Mrs Jehoram had a sweet face still, in shadow, with the light falling round her golden hair, and a curious theory flashed across the Angel's mind. The perceptible powder only supported his view of something infinitely bright and lovable caught, tarnished, coarsened, coated over.

"Do you," said the Angel in a low tone. "Are you ... separated from ... your world?"

"As you are?" whispered Mrs Jehoram.

"This is so—cold," said the Angel. "So harsh!" He meant the whole world.

"I feel it too," said Mrs Jehoram, referring to Siddermorton Home.

"There are those who cannot live without sympathy," she said after a sympathetic pause. "And times when one feels alone in the world. Fighting a battle against it all. Laughing, flirting, hiding the pain of it...."

"And hoping," said the Angel with a wonderful glance.—"Yes."

Mrs Jehoram (who was an epicure of flirtations) felt the Angel was more than redeeming the promise of his appearance. (Indisputably he worshipped her.) "Do you look for sympathy?" she said. "Or have you found it?"

"I think," said the Angel, very softly, leaning forward, "I think I have found it."

Interval of Chopin Op. 40. The very eldest Miss Papaver and Mrs Pirbright whispering.
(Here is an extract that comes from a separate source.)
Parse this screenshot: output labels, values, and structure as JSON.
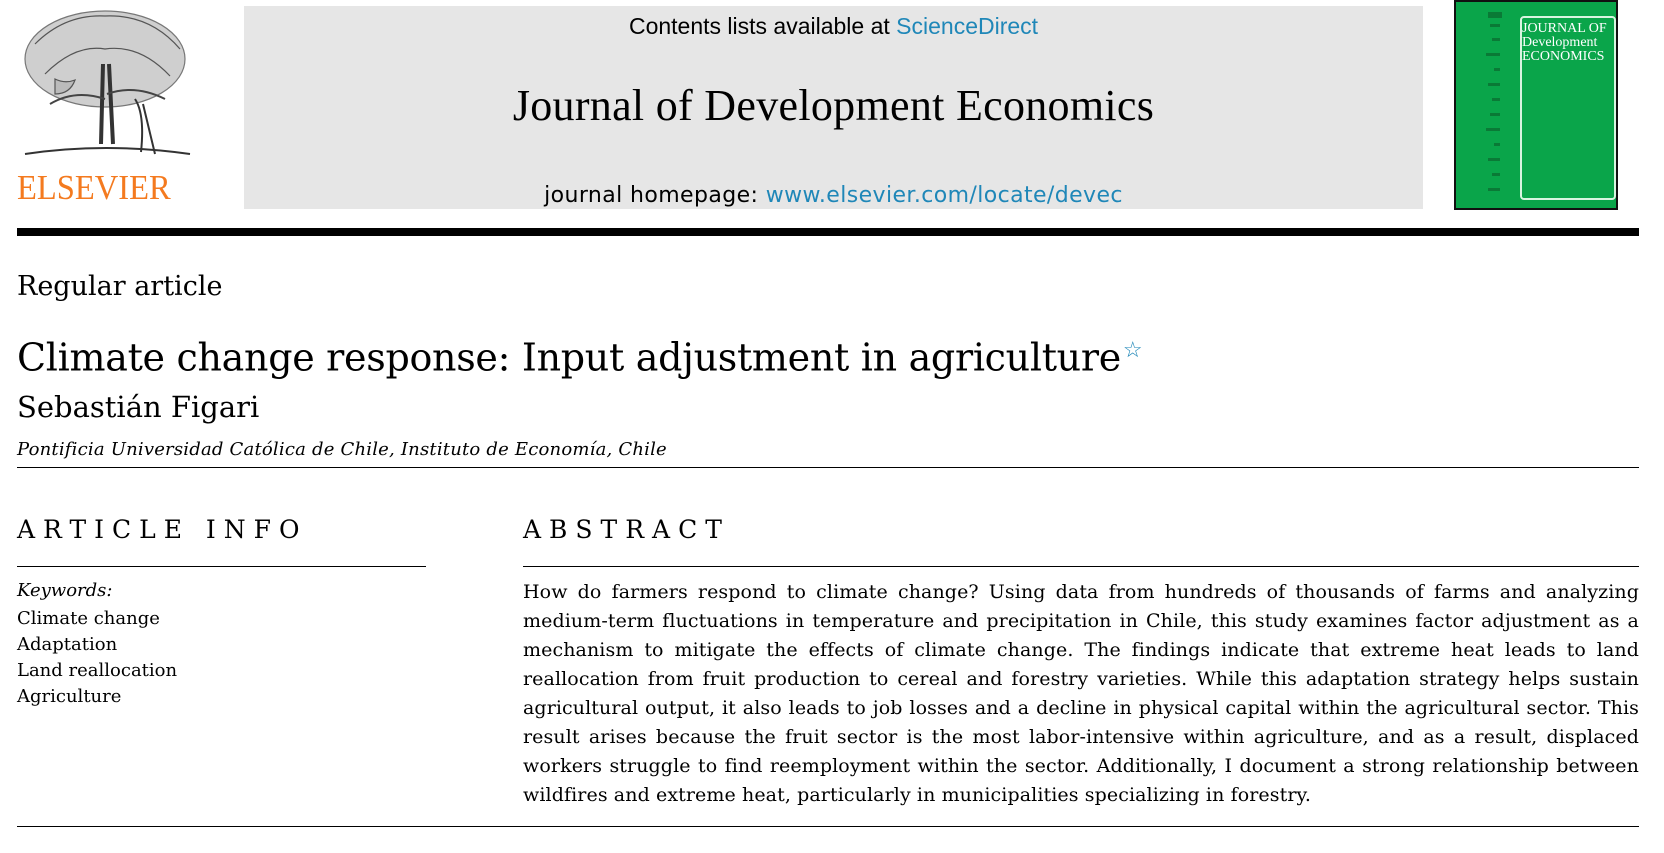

Lady Hammergallow (glasses up) looking down the saloon with an unfriendly expression at the Angel. Mrs Jehoram and the Angel exchanging deep and significant glances.

"Her name," said the Angel (Mrs Jehoram made a movement) "is Delia. She is...."

"Delia!" said Mrs Jehoram sharply, slowly realising a terrible misunderstanding. "A fanciful name.... Why!... No! Not that little housemaid at the Vicarage—?..."

The Polonaise terminated with a flourish. The Angel was quite surprised at the change in Mrs Jehoram's expression.

"I never did!" said Mrs Jehoram recovering. "To make me your confidant in an intrigue with a servant. Really Mr Angel it's possible to be too original...."

Then suddenly their colloquy was interrupted.

XXXVI.

This section is (so far as my memory goes) the shortest in the book.